When designing systems for large-scale order-processing, companies today must account for the changes wrought by the advent of internet selling. Buyers today want the assurance of product on hand, coupled with immediate delivery. Retailers must be ready to fulfill a given order at the touch of a button. As a result, they no longer enjoy the luxury of time, as it existed when sales were preceded by deliveries to the store and physical visits by customers. "The retailer captures time by putting inventory on the shelf," Belanger says. "The customer captures time by being a buyer at its convenience. The customer benefits from time more in an internet environment."
The new merchandising model imposes a "tremendous stress" on any retailer attempting to meet the requirements of electronic commerce. Traditional buying and selling cycles, whereby retailers would load up their stores and distribution centers in late summer or early fall for the Christmas shopping season, don't necessarily apply. The peak in demand has shifted closer to the end of the season. "Convenience to the consumer," says Belanger, "has caused inconvenience to the seller."
With those changes in mind, retailers must rethink how they design and use their distribution centers. Some rely on the same facility for internet and brick-and-mortar sales, but that approach creates the challenge of handling very large and very small orders in one distribution environment. Others build separate facilities, which can boost overhead and complicate both planning and execution in DCs.

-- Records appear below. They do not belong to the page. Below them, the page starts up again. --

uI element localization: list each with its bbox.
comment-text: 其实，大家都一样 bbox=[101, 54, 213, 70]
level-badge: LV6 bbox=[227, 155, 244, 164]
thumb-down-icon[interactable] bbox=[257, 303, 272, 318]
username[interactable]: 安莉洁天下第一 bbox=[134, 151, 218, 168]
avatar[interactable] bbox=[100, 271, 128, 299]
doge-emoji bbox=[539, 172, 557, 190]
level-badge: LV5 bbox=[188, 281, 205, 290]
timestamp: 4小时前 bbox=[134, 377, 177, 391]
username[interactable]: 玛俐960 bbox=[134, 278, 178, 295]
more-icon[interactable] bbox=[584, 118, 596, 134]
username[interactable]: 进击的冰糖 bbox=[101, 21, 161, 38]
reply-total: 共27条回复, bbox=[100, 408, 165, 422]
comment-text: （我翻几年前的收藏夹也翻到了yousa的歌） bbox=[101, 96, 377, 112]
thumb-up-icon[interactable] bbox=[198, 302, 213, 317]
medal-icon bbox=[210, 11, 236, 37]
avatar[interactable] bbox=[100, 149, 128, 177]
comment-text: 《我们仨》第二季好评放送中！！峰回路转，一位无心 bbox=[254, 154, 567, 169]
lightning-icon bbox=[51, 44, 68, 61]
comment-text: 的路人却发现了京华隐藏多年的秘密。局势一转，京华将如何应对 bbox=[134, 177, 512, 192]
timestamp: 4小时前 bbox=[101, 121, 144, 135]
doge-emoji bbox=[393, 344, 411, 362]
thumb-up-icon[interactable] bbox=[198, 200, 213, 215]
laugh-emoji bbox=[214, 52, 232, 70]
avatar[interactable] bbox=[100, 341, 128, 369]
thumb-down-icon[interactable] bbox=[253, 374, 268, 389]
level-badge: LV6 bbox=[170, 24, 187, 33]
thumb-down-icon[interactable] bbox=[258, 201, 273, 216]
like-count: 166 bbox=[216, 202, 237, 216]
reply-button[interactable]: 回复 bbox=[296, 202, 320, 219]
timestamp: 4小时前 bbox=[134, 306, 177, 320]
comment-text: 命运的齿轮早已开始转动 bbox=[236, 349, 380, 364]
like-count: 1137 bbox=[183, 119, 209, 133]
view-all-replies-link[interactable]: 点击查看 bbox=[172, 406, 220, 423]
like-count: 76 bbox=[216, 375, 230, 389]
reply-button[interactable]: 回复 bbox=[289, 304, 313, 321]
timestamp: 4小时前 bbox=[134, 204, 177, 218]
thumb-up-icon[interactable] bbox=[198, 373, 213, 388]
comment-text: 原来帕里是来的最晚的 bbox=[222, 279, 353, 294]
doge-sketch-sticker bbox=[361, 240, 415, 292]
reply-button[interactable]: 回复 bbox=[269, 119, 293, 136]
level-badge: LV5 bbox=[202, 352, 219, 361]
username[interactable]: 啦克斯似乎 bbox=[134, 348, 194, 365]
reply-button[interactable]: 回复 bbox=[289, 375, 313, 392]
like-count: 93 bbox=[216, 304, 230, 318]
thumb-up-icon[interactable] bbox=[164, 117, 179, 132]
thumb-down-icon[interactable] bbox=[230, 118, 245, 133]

The right picking technology will depend on the nature of a retailer's SKUs; the volume, size and scope of the distribution operation, and seasonal demand patterns. In any warehouse, the overarching goal is to minimize travel, without compromising the ability to respond instantaneously to demand. The software, too, must be able to react in real time, not in the batch mode that characterizes many legacy systems that were tied to big mainframes. A modern-day operation must be able to handle each item according to its assigned priority, even in a high-volume, multi-channel environment, Belanger says.